Eeyup. Depression and anxiety both; not currently medicated, but I have been.
Reading the stoics helps me. Negative visualization and obsessive backup planning takes the sting out of my anxiety -- as resiliency/preparedness writer Sharon Astyk says, "work is the only antidote to fear"
... but sometimes it's too bad for that to help. Sometimes I'm too depressed to find the motivation to do that work. That's when a good councilor can really help you.

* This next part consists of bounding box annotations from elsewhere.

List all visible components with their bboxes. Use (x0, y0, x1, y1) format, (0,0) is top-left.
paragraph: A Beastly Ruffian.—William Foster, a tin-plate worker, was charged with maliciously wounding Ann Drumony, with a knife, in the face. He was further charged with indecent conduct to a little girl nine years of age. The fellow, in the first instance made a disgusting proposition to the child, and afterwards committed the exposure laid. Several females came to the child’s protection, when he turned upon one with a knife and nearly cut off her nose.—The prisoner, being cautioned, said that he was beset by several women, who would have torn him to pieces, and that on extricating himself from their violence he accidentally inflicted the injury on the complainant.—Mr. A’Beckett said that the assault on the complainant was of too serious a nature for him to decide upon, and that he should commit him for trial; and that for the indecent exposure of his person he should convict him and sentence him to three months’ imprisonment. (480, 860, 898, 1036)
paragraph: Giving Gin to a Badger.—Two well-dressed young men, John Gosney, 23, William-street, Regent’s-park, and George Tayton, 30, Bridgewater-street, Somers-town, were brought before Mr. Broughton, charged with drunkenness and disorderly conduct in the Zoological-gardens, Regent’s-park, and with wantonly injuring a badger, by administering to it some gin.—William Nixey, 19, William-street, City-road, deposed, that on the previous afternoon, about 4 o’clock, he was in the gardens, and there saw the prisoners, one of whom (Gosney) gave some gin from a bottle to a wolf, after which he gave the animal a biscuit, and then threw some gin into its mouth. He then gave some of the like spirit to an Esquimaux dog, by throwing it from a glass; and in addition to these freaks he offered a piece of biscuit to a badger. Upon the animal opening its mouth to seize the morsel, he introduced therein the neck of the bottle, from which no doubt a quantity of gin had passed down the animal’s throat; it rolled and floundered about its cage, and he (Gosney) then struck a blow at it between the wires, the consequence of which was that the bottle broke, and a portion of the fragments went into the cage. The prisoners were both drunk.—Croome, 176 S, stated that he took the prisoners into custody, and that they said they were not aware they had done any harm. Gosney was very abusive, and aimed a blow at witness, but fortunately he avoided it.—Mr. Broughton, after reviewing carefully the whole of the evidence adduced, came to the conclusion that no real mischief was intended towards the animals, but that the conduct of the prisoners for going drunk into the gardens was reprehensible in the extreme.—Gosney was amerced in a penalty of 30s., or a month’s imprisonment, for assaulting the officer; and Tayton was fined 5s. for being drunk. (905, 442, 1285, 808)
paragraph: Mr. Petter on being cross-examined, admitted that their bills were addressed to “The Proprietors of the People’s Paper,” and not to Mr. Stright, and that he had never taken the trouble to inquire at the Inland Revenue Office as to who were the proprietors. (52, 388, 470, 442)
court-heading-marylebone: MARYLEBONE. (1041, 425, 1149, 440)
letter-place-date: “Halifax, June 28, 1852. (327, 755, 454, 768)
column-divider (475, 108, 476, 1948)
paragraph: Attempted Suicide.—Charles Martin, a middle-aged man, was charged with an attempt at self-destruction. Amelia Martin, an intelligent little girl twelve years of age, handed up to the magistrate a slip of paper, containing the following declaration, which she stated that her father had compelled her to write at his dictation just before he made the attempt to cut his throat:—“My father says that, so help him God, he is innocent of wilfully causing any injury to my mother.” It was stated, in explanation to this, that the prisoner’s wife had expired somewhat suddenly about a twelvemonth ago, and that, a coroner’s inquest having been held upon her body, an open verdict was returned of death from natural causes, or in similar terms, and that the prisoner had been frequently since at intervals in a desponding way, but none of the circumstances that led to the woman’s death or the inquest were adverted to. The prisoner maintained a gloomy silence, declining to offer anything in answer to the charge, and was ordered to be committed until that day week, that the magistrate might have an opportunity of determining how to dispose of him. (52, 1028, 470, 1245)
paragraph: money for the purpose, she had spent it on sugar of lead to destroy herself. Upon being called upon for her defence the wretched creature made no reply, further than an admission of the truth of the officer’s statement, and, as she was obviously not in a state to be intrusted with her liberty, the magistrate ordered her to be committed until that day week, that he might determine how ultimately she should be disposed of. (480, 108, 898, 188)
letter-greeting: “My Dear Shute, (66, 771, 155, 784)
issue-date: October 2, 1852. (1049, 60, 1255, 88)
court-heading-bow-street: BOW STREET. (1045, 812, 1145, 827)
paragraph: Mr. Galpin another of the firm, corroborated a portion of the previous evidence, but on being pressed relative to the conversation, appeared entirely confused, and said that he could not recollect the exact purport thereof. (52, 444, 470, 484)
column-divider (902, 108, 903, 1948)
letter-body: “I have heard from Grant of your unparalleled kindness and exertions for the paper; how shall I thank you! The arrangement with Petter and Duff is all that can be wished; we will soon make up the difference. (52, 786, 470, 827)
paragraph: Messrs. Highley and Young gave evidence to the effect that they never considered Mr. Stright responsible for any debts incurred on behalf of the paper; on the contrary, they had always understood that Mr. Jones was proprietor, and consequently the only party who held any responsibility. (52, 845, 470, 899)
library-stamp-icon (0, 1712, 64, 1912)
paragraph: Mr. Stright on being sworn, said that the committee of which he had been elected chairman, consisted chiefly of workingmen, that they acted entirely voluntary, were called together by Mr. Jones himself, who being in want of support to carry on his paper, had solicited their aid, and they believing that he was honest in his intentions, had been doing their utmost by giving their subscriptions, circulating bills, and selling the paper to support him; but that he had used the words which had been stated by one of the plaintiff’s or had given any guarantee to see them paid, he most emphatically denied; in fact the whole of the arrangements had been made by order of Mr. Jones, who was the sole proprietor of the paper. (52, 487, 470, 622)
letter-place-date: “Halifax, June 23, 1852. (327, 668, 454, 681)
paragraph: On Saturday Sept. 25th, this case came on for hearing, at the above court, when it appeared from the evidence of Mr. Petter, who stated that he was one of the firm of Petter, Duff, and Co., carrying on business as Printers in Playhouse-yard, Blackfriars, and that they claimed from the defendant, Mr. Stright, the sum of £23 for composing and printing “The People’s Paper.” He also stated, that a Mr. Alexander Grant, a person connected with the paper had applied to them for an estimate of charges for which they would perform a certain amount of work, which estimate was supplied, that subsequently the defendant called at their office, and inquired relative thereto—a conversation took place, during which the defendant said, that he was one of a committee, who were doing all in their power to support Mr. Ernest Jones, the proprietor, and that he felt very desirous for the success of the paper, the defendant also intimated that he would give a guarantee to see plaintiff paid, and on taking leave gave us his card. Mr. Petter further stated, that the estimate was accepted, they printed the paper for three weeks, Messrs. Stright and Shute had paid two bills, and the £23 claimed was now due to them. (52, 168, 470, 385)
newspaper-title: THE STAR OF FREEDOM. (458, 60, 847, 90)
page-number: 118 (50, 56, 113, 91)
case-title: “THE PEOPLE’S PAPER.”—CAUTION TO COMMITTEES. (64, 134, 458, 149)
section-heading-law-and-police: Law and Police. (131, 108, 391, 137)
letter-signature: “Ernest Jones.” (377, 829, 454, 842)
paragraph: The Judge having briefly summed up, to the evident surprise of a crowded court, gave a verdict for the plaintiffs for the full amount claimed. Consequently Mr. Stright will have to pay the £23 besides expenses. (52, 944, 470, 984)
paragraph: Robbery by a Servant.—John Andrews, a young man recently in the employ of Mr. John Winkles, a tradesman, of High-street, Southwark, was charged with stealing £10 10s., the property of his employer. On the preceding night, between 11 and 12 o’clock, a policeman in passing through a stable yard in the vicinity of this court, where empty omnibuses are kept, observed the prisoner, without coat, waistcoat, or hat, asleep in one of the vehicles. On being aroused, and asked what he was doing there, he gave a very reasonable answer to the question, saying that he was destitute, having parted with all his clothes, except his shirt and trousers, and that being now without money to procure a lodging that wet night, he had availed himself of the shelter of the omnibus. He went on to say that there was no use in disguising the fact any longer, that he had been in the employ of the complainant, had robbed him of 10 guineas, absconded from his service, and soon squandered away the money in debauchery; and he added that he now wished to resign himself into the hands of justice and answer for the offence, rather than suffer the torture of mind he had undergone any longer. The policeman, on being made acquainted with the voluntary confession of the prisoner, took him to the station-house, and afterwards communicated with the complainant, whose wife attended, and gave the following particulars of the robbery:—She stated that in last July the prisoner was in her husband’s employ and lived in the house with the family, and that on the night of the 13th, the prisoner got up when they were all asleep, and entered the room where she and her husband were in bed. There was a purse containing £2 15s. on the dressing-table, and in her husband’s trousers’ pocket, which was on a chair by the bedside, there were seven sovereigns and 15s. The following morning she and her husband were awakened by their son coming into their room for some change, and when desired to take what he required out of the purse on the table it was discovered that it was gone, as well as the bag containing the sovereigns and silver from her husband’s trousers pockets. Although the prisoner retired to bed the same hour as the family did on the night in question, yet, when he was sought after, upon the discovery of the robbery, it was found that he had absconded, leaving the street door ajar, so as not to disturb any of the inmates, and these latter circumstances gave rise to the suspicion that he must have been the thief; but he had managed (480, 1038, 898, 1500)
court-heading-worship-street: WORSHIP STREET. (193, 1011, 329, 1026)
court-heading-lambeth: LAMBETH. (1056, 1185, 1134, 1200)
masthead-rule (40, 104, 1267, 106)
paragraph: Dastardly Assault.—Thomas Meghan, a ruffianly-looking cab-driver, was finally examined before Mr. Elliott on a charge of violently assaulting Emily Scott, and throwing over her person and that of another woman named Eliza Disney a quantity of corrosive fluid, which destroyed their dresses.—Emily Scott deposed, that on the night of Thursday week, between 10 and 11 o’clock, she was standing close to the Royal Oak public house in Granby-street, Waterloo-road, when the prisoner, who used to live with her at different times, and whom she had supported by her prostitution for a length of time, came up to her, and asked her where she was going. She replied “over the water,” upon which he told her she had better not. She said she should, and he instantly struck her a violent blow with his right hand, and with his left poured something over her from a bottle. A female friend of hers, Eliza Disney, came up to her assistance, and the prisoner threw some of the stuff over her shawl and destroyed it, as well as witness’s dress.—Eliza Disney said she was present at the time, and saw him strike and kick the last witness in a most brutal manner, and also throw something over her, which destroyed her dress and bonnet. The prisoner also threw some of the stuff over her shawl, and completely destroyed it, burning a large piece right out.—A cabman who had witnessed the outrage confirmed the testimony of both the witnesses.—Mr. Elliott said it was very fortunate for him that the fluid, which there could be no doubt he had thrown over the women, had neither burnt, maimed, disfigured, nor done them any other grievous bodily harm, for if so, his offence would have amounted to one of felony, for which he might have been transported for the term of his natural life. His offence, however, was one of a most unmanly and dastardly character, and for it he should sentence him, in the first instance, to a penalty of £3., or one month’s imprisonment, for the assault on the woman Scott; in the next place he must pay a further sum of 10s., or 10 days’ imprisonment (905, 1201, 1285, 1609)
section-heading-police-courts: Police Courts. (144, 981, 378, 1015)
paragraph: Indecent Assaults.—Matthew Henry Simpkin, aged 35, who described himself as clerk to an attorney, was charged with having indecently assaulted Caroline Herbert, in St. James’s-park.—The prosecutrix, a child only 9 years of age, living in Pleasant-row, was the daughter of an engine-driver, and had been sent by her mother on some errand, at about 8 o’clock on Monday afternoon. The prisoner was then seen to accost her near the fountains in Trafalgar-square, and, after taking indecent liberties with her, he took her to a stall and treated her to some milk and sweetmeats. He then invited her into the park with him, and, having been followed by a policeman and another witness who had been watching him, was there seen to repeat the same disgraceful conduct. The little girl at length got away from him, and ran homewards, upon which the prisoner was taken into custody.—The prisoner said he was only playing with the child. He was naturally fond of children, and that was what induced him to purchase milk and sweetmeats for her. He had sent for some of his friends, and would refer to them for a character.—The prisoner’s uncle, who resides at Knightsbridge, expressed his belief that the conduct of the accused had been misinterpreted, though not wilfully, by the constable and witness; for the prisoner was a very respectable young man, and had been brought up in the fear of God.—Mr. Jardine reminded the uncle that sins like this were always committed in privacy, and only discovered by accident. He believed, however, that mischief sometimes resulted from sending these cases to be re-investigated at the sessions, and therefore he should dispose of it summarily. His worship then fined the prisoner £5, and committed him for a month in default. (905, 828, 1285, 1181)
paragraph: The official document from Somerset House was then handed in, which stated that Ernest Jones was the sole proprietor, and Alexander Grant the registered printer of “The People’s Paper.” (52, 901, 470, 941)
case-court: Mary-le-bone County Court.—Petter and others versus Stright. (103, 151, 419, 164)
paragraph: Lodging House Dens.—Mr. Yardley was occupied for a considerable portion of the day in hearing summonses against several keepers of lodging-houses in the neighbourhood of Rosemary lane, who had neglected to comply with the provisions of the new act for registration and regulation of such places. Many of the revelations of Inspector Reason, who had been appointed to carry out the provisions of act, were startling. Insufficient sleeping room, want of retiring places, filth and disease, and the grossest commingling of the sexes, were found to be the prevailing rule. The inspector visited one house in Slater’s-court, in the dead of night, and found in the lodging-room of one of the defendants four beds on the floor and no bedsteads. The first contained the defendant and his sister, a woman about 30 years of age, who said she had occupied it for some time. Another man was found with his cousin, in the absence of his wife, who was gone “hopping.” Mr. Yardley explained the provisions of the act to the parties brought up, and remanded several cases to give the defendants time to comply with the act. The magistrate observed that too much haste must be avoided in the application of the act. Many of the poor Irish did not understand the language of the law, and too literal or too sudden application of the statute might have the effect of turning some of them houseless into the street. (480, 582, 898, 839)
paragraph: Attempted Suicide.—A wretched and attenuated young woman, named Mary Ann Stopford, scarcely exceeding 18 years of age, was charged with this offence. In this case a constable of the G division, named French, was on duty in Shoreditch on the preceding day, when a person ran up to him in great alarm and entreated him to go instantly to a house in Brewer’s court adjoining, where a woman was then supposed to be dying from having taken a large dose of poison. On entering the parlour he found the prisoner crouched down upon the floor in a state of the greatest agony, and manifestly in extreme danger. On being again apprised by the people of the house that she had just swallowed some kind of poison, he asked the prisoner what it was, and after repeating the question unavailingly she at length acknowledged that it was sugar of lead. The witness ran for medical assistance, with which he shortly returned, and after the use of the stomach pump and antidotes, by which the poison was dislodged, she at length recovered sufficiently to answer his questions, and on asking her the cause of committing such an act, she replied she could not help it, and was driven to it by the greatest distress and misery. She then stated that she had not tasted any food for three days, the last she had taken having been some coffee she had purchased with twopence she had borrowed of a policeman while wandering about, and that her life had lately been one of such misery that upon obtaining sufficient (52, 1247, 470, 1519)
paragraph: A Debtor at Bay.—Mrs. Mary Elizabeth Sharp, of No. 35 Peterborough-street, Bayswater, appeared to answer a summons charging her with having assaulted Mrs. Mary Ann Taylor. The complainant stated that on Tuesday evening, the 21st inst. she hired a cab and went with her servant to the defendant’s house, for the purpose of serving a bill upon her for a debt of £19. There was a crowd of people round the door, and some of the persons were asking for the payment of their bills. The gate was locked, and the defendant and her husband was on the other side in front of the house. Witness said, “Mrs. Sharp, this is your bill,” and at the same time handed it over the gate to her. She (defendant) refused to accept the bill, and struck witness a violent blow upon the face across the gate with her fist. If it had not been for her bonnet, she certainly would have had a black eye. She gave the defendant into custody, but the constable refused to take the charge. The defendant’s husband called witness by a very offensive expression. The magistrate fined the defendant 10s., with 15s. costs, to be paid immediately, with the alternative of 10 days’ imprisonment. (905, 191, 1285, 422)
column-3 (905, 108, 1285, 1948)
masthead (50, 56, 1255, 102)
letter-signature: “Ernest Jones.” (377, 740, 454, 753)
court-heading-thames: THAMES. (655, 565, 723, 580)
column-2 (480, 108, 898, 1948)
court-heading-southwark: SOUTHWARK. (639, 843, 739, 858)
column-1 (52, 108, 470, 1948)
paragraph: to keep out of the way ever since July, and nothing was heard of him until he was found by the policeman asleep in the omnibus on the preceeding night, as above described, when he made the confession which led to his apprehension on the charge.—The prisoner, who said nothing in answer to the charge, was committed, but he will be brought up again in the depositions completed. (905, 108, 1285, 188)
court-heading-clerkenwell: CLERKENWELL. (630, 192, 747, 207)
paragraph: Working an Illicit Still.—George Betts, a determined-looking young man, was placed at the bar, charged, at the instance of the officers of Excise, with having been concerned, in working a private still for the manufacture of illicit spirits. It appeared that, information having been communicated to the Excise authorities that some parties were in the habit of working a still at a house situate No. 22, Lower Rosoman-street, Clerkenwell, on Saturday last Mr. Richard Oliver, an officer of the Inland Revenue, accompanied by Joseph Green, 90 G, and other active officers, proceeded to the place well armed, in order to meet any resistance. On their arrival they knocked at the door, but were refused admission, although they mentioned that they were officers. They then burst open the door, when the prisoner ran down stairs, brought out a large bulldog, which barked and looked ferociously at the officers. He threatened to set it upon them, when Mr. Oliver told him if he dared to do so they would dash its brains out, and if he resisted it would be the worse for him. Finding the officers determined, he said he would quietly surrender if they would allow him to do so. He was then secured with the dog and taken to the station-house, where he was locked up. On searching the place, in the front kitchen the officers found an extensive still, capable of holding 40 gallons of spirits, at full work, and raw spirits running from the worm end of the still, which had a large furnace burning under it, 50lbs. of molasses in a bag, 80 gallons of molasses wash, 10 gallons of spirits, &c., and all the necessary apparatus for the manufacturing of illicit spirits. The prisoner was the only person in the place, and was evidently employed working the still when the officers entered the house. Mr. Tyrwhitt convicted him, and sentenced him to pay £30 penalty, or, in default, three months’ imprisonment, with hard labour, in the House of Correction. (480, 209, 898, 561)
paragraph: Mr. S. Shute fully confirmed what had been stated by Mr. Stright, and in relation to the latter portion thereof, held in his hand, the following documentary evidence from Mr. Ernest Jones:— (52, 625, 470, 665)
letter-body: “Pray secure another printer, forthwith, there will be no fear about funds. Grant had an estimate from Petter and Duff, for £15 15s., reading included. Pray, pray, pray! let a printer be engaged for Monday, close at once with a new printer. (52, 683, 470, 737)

When it comes to mustashian things, the biggest help, for me, was switching to a bicycle commute.* Two reasons: one, they always recommend excersize for the anxious and depressed, but who can get into a gym when they feel like that? Not me. I *have* to go to work anyway, so if I'm biking-- bam! Exercise. Burn off some fear toxins. Reason the second, it gives you a sense of accomplishment each day you do it. So if you find yourself thinking "I am a worthless piece of shit who can't do anything" you stop yourself and say "No, I can do something! I biked to work today, and most people can't say that."
When it comes to anxiety, I think a key realization for me is when my councilor told me to start treating myself like I would anyone else. Whenever I had an anxiety attack, I'd always beat myself up over it-- boot camp motivation, I guess? Of course it does not work. It makes everything oh so much worse. If you had a friend who was a shaking, crying, I-can't-breath wreck, you'd not dare say any of that. You'd soothe them, comfort them, calm them, and then maybe try and find a way to do whatever it was that needed doing that won't trigger another attack. That sort of self-compassion has been a big help for me, when it comes to anxiety.
Oh, and watch My Little Pony : Friendship is Magic. It exists to make you
smile.
*A little 'stache of fuck-you money doesn't hurt, either, since plan Z is always "I guess I can live off savings for a while" My ultimate FIRE dream is to homestead, which is the ultimate in fuck-you money, I suppose.